A primeira unidade a ingressar no programa foi Bangu 2, que recebeu aulas de homebrewing com os importantes professores da Simatah, Ruiz Martelo e Alejandro Gongolo. Os detentos estão empolgados com a possibilidade de entrar na moda, como confirma o preso que não quis se identificar:

-O bagulho aqui tá nórotico, tá ligado? Agora nois tá curtindo uns simcoe, citra. É mais na pegada americana, que combina com os iPhone e os Nike que nois usa na cadeia. Outro dia um maluco mandou uma caseira cheia de butírico, e nois passou ele. Tem que ter respeito pela cultura cervejeira!

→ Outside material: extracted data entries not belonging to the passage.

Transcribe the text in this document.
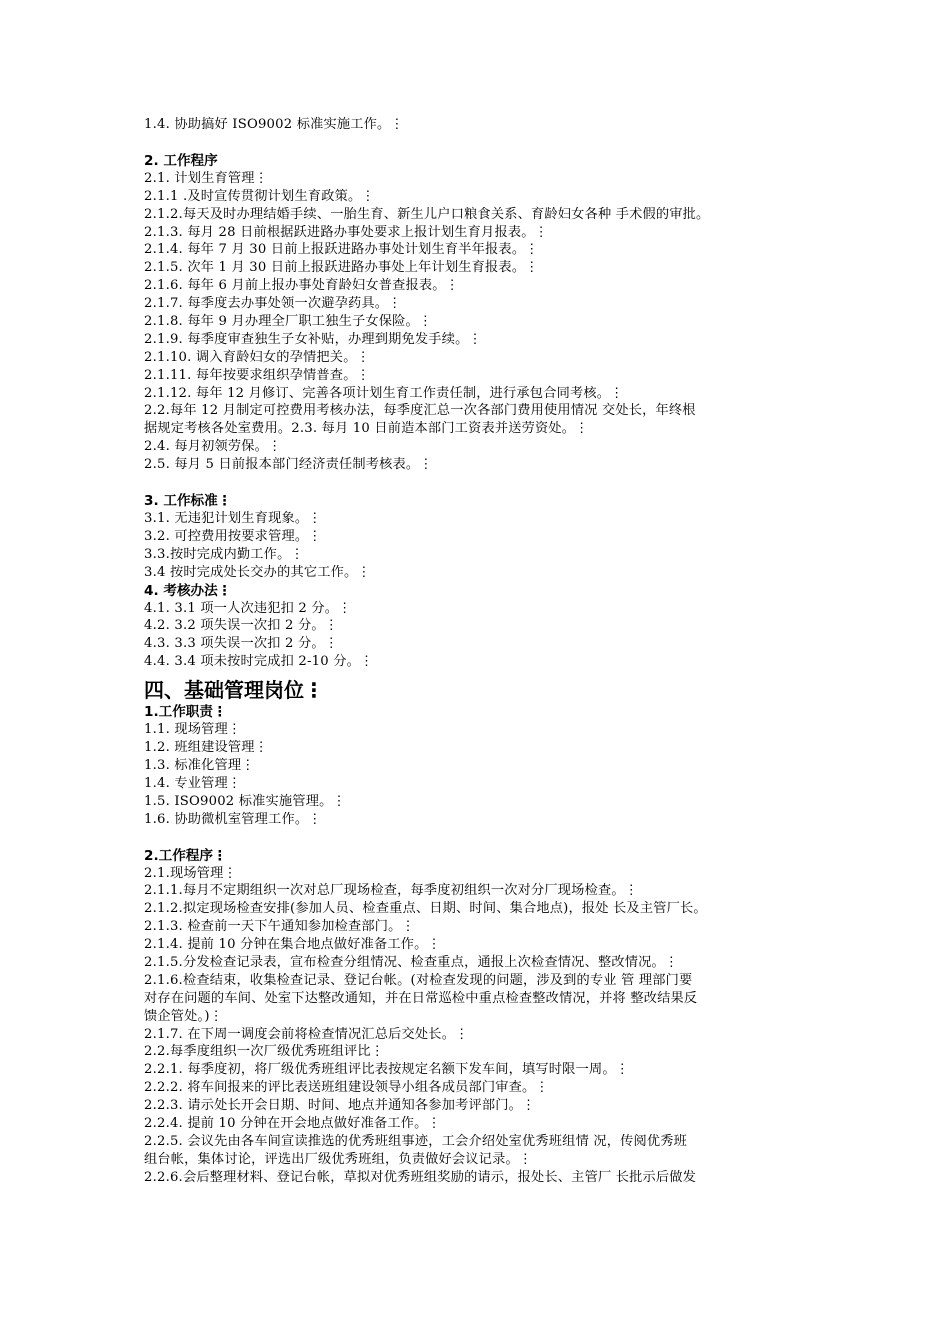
1.4. 协助搞好 ISO9002 标准实施工作。⋮
2. 工作程序
2.1. 计划生育管理⋮
2.1.1 .及时宣传贯彻计划生育政策。⋮
2.1.2.每天及时办理结婚手续、一胎生育、新生儿户口粮食关系、育龄妇女各种 手术假的审批。
2.1.3. 每月 28 日前根据跃进路办事处要求上报计划生育月报表。⋮
2.1.4. 每年 7 月 30 日前上报跃进路办事处计划生育半年报表。⋮
2.1.5. 次年 1 月 30 日前上报跃进路办事处上年计划生育报表。⋮
2.1.6. 每年 6 月前上报办事处育龄妇女普查报表。⋮
2.1.7. 每季度去办事处领一次避孕药具。⋮
2.1.8. 每年 9 月办理全厂职工独生子女保险。⋮
2.1.9. 每季度审查独生子女补贴，办理到期免发手续。⋮
2.1.10. 调入育龄妇女的孕情把关。⋮
2.1.11. 每年按要求组织孕情普查。⋮
2.1.12. 每年 12 月修订、完善各项计划生育工作责任制，进行承包合同考核。⋮
2.2.每年 12 月制定可控费用考核办法，每季度汇总一次各部门费用使用情况 交处长，年终根
据规定考核各处室费用。2.3. 每月 10 日前造本部门工资表并送劳资处。⋮
2.4. 每月初领劳保。⋮
2.5. 每月 5 日前报本部门经济责任制考核表。⋮
3. 工作标准⋮
3.1. 无违犯计划生育现象。⋮
3.2. 可控费用按要求管理。⋮
3.3.按时完成内勤工作。⋮
3.4 按时完成处长交办的其它工作。⋮
4. 考核办法⋮
4.1. 3.1 项一人次违犯扣 2 分。⋮
4.2. 3.2 项失误一次扣 2 分。⋮
4.3. 3.3 项失误一次扣 2 分。⋮
4.4. 3.4 项未按时完成扣 2-10 分。⋮
四、基础管理岗位⋮
1.工作职责⋮
1.1. 现场管理⋮
1.2. 班组建设管理⋮
1.3. 标准化管理⋮
1.4. 专业管理⋮
1.5. ISO9002 标准实施管理。⋮
1.6. 协助微机室管理工作。⋮
2.工作程序⋮
2.1.现场管理⋮
2.1.1.每月不定期组织一次对总厂现场检查，每季度初组织一次对分厂现场检查。⋮
2.1.2.拟定现场检查安排(参加人员、检查重点、日期、时间、集合地点)，报处 长及主管厂长。
2.1.3. 检查前一天下午通知参加检查部门。⋮
2.1.4. 提前 10 分钟在集合地点做好准备工作。⋮
2.1.5.分发检查记录表，宣布检查分组情况、检查重点，通报上次检查情况、整改情况。⋮
2.1.6.检查结束，收集检查记录、登记台帐。(对检查发现的问题，涉及到的专业 管 理部门要
对存在问题的车间、处室下达整改通知，并在日常巡检中重点检查整改情况，并将 整改结果反
馈企管处。)⋮
2.1.7. 在下周一调度会前将检查情况汇总后交处长。⋮
2.2.每季度组织一次厂级优秀班组评比⋮
2.2.1. 每季度初，将厂级优秀班组评比表按规定名额下发车间，填写时限一周。⋮
2.2.2. 将车间报来的评比表送班组建设领导小组各成员部门审查。⋮
2.2.3. 请示处长开会日期、时间、地点并通知各参加考评部门。⋮
2.2.4. 提前 10 分钟在开会地点做好准备工作。⋮
2.2.5. 会议先由各车间宣读推选的优秀班组事迹，工会介绍处室优秀班组情 况，传阅优秀班
组台帐，集体讨论，评选出厂级优秀班组，负责做好会议记录。⋮
2.2.6.会后整理材料、登记台帐，草拟对优秀班组奖励的请示，报处长、主管厂 长批示后做发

O projeto de ressocialização vem dando fruto, mesmo em tão pouco tempo. O ex-detento Amar Willow já está lançando a sua cervejaria cigana, a quadragésima quinta nova marca carioca deste mês. Ela será distribuída apenas em cadeia não refrigerada.

-Essa eu desenvolvi lá dentro mesmo. A Bangubeel é uma Belgian Dubbel feita com maltes selecionados, lúpulos importados e maturada em barril de Maria Louca.

Mas nem tudo são flores. O estoque da cozinha tem sofrido seguidos furtos de arroz e milho para os presidiários tentarem clonar Itaipava e Antártica Sub-Zero.